Les organismes de réglementation se concentrent sur les risques liés aux plateformes et aux investisseurs
Ces lignes directrices indiquent également comment les plateformes de cryptomonnaies sont réglementées, compte tenu des services qui les entourent, et soulignent que de nombreux risques pour les consommateurs liés aux cryptomonnaies sont inhérents aux intermédiaires, et non à la technologie elle-même.
Par exemple, il est courant que les plateformes de cryptomonnaies détiennent les actifs de leurs clients, gèrent des portefeuilles numériques et proposent des services tels que le prêt et la génération de revenus. Des risques liés à la conservation, à la gouvernance et à la stabilité opérationnelle peuvent en découler.
Il existe toujours un risque de perdre l'accès à ses fonds si la plateforme de cryptomonnaies gère mal les actifs ou cesse ses activités.
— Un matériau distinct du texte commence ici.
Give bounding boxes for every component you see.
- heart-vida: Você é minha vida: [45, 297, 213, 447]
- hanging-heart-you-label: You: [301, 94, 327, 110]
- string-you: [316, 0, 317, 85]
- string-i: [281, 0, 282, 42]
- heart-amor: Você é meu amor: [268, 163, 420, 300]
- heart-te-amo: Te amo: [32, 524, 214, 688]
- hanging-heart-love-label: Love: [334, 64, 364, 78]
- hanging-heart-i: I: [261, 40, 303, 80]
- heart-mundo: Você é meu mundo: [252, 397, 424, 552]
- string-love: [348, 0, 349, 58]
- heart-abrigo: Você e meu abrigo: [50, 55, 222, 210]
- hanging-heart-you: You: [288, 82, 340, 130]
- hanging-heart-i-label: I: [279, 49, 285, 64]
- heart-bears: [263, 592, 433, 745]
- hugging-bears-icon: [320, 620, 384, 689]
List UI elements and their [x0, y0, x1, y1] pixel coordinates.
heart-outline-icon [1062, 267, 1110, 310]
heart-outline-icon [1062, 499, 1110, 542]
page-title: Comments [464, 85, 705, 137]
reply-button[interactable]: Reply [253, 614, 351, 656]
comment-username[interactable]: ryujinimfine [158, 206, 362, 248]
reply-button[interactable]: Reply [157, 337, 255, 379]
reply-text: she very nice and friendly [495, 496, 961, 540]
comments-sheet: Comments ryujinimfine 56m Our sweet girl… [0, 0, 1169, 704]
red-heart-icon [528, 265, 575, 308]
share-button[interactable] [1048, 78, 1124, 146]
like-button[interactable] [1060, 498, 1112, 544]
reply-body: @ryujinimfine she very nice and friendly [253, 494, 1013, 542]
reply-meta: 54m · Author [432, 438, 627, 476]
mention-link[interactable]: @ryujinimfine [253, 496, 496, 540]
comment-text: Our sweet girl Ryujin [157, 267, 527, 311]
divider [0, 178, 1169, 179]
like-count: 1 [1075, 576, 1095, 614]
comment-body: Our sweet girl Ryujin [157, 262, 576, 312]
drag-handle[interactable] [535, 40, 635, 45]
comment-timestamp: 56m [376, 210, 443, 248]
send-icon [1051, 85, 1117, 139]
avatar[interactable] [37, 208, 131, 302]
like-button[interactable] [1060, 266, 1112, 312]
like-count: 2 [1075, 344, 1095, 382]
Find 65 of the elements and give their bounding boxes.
C'est pourquoi les autorités de régulation s'intéressent tout particulièrement au fonctionnement des plateformes de cryptomonnaies et à leur conformité aux réglementations en vigueur.
L'Australie prévoit également de moderniser sa législation de manière similaire. Les législateurs ont proposé le projet de loi de 2025 modifiant la loi sur les sociétés (cadre relatif aux actifs numériques), qui complète la législation financière actuelle. Au lieu de modifier intégralement les lois existantes, ce projet introduit de nouvelles dispositions pour les plateformes d'actifs numériques et celles qui détiennent des jetons pour le compte des utilisateurs.
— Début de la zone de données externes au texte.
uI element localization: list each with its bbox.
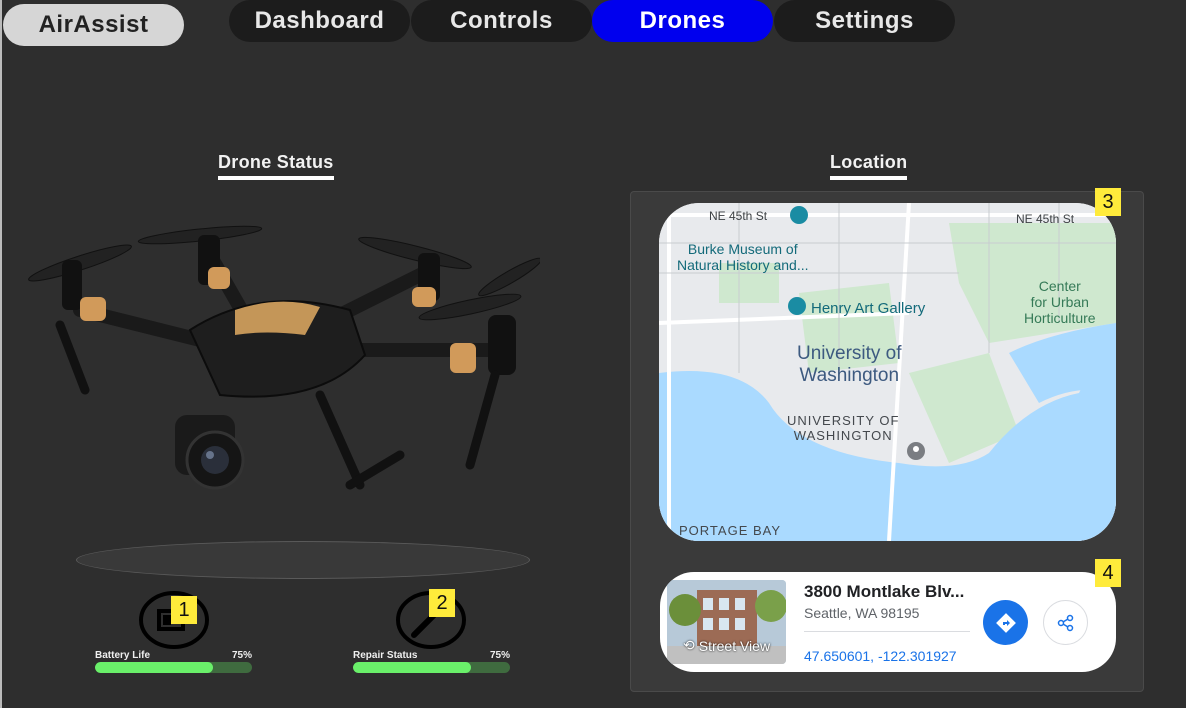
repair-track bbox=[353, 662, 510, 673]
share-icon bbox=[1057, 614, 1073, 631]
battery-fill bbox=[95, 662, 213, 673]
annotation-badge-2: 2 bbox=[429, 589, 455, 617]
street-view-label: Street View bbox=[698, 637, 771, 654]
brand-logo[interactable]: AirAssist bbox=[3, 4, 184, 46]
map-view[interactable]: NE 45th St NE 45th St Burke Museum of Na… bbox=[659, 203, 1116, 541]
annotation-badge-3: 3 bbox=[1095, 188, 1121, 216]
address-line-1: 3800 Montlake Blv... bbox=[804, 582, 965, 601]
tab-drones[interactable]: Drones bbox=[592, 0, 773, 42]
card-divider bbox=[804, 631, 970, 632]
battery-meter: Battery Life 75% bbox=[95, 650, 252, 673]
tab-controls[interactable]: Controls bbox=[411, 0, 592, 42]
tab-settings[interactable]: Settings bbox=[774, 0, 955, 42]
repair-fill bbox=[353, 662, 471, 673]
drone-status-title: Drone Status bbox=[218, 152, 334, 180]
street-view-caption: ⟲ Street View bbox=[683, 637, 770, 654]
map-label-street-left: NE 45th St bbox=[709, 209, 768, 223]
map-label-bay: PORTAGE BAY bbox=[679, 523, 782, 538]
repair-meter: Repair Status 75% bbox=[353, 650, 510, 673]
repair-label: Repair Status bbox=[353, 650, 418, 661]
annotation-badge-4: 4 bbox=[1095, 559, 1121, 587]
battery-label: Battery Life bbox=[95, 650, 151, 661]
address-line-2: Seattle, WA 98195 bbox=[804, 605, 920, 621]
tab-dashboard[interactable]: Dashboard bbox=[229, 0, 410, 42]
battery-value: 75% bbox=[231, 650, 252, 661]
drone-landing-pad bbox=[76, 541, 530, 579]
map-label-burke: Burke Museum of Natural History and... bbox=[677, 241, 809, 273]
location-title: Location bbox=[830, 152, 908, 180]
coordinates-link[interactable]: 47.650601, -122.301927 bbox=[804, 648, 957, 664]
battery-track bbox=[95, 662, 252, 673]
directions-button[interactable] bbox=[983, 600, 1028, 645]
directions-icon bbox=[995, 612, 1016, 633]
map-label-henry: Henry Art Gallery bbox=[811, 300, 926, 317]
repair-value: 75% bbox=[489, 650, 510, 661]
map-label-uw: University of Washington bbox=[797, 343, 902, 386]
drone-image bbox=[20, 215, 542, 525]
map-label-street-right: NE 45th St bbox=[1016, 212, 1075, 226]
map-label-uw-caps: UNIVERSITY OF WASHINGTON bbox=[787, 413, 900, 443]
map-label-center: Center for Urban Horticulture bbox=[1024, 278, 1096, 326]
street-view-icon: ⟲ bbox=[683, 637, 695, 653]
place-card[interactable]: ⟲ Street View 3800 Montlake Blv... Seatt… bbox=[660, 572, 1116, 672]
annotation-badge-1: 1 bbox=[171, 596, 197, 624]
share-button[interactable] bbox=[1043, 600, 1088, 645]
street-view-thumbnail[interactable]: ⟲ Street View bbox=[667, 580, 786, 664]
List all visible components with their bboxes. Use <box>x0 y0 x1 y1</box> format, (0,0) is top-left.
Concrètement, cela signifie que les entreprises fournissant des plateformes de négociation ou des services de conservation de titres pourraient être soumises à des exigences en matière de licences, de conduite et de protection des actifs similaires à celles applicables au reste du secteur financier. Toutefois, le cadre général de la réglementation australienne des services financiers resterait inchangé.
Bien que ce système soit encore en développement, les autorités de réglementation indiquent que certains problèmes restent à résoudre. Par exemple, les réseaux d'actifs numériques peuvent fonctionner simultanément dans plusieurs pays, ce qui peut compliquer l'application de la réglementation.
Certains réseaux d'actifs numériques se prétendent décentralisés et sans opérateur. Dans ce cas, il est nécessaire d'examiner de près qui contrôle et tire réellement profit de ce système afin de déterminer où une réglementation s'impose.
Malgré les défis auxquels est confrontée la réglementation financière australienne, il apparaît clairement que son orientation s'inscrit dans une idéologie plus large selon laquelle cette réglementation peut évoluer progressivement en fonction des nouvelles technologies. Autrement dit, plutôt que de devoir modifier l'ensemble de la réglementation en vigueur à chaque création d'un nouveau système financier, il est préférable d'appliquer les principes existants aux nouveaux contextes.
Si ce processus continue à évoluer favorablement, il pourrait servir de modèle à d'autres juridictions qui cherchent encore à déterminer la meilleure voie à suivre pour réglementer les marchés des actifs numériques.
De nombreuses juridictions cherchent encore le meilleur équilibre entre innovation et contrôle. À cet égard, le modèle australien, en constante évolution, n'est qu'une approche possible pour intégrer les nouvelles technologies financières aux cadres réglementaires traditionnels.